Il est le fondateur de l'abbaye Saint-Victor de Marseille.
Il a laissé une œuvre doctrinale importante, dont les Institutions cénobitiques (De Institutis cœnobiorum et de octo principalium vitiorum remediis, écrit vers 420) et les Conférences (Conlationes ou Collationes), ouvrages consacrés à la vie monastique, qui ont profondément influencé le monachisme occidental du Ve siècle à nos jours, notamment en raison de leur reprise dans la règle de saint Benoît, mais aussi parce qu'ils s'appuyaient sur l'expérience que fit Cassien du grand monachisme oriental, celui des déserts de Palestine et d’Égypte.
Cassien établit un pont entre le monachisme d’Orient et celui d’Occident.
Il est considéré en Occident comme étant à l'origine du semi-pélagianisme, doctrine condamnée lors du concile d'Orange, en 529.
Les Églises orthodoxes le vénèrent comme saint et Père de l'Église, sous le nom de Cassien le Romain.
Origine
Icône représentant St. Jean Cassien
Le nom de « Scythie mineure » donné à son pays natal par les Romains, a fait supposer que Cassien lui-même serait d'origine scythe, et on lui a aussi prêté des racines dans toutes sortes de lieux dont le nom ressemble à « Scythie » : dans un extrait de son De Viris Illustribus, l'historien du Ve siècle Gennadius de Marseille évoque « …Cassianus, natione Scytha… » ; et depuis le XVIIe siècle, de nombreux auteurs se sont penchés sur l’interprétation de ce texte et, arguant des fautes des copistes successifs, ont proposé des origines liées au désert de Scété (heremus Scitii), près du delta du Nil (qui n'était qu'un site monastique où il séjournera plus tard), ou bien à Scythopolis (l’actuelle Tel Beït-Shéan, en Israël) ; d’autres ont corrigé le texte en « Cassianus natione Syrus… » ; d’autres encore en « Cassianus, natus Serta… » faisant naître Jean Cassien à Tigranocerte (l’actuelle Diyarbakir, dans l’ancienne province de Gordyène).

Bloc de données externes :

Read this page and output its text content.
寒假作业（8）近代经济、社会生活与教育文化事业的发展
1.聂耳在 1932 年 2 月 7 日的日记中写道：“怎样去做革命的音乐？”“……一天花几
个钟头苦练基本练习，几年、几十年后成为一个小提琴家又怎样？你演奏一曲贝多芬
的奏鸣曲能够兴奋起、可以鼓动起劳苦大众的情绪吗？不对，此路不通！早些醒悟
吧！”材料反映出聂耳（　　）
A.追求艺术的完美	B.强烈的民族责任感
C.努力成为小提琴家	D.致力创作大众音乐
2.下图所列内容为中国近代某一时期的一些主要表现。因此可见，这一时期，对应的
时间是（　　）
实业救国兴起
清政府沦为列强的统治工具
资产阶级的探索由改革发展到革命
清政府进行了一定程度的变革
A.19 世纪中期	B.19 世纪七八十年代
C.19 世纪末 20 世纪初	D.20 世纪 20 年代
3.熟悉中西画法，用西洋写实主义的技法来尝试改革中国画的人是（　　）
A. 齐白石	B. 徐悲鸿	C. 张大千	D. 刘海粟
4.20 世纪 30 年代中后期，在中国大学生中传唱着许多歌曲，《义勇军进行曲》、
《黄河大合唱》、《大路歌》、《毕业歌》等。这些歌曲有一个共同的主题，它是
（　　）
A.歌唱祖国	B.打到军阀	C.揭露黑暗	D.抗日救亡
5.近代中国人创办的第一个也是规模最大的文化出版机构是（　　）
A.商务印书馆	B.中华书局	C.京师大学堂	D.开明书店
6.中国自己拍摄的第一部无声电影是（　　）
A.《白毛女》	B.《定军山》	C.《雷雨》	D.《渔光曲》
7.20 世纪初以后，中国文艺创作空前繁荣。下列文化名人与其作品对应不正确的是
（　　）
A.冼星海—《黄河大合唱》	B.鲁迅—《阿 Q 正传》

D’autres enfin, depuis l’érudit marseillais du XVIIe siècle Louis Antoine de Ruffi ont évoqué un lieu de naissance en Provence, plaidant en faveur de Citharista (La Ciotat) qui, parce que ce nom était inconnu des copistes du Moyen Âge, aurait été transcrit en Scytha.
De leur côté, les protochronistes ont avancé qu'il serait originaire de Casimcea, vallée et village du département roumain de Tulcea dont le nom, selon eux, serait lié aux Cassiens antiques, présentés tantôt comme une tribu locale (bien qu'aucune source n'étaye cette façon de voir), tantôt comme un ensemble de familles, alors qu'en fait Casimcea remonte seulement à la période turque et provient du turc Kasım, venu de l'arabe Qasim, « le généreux ».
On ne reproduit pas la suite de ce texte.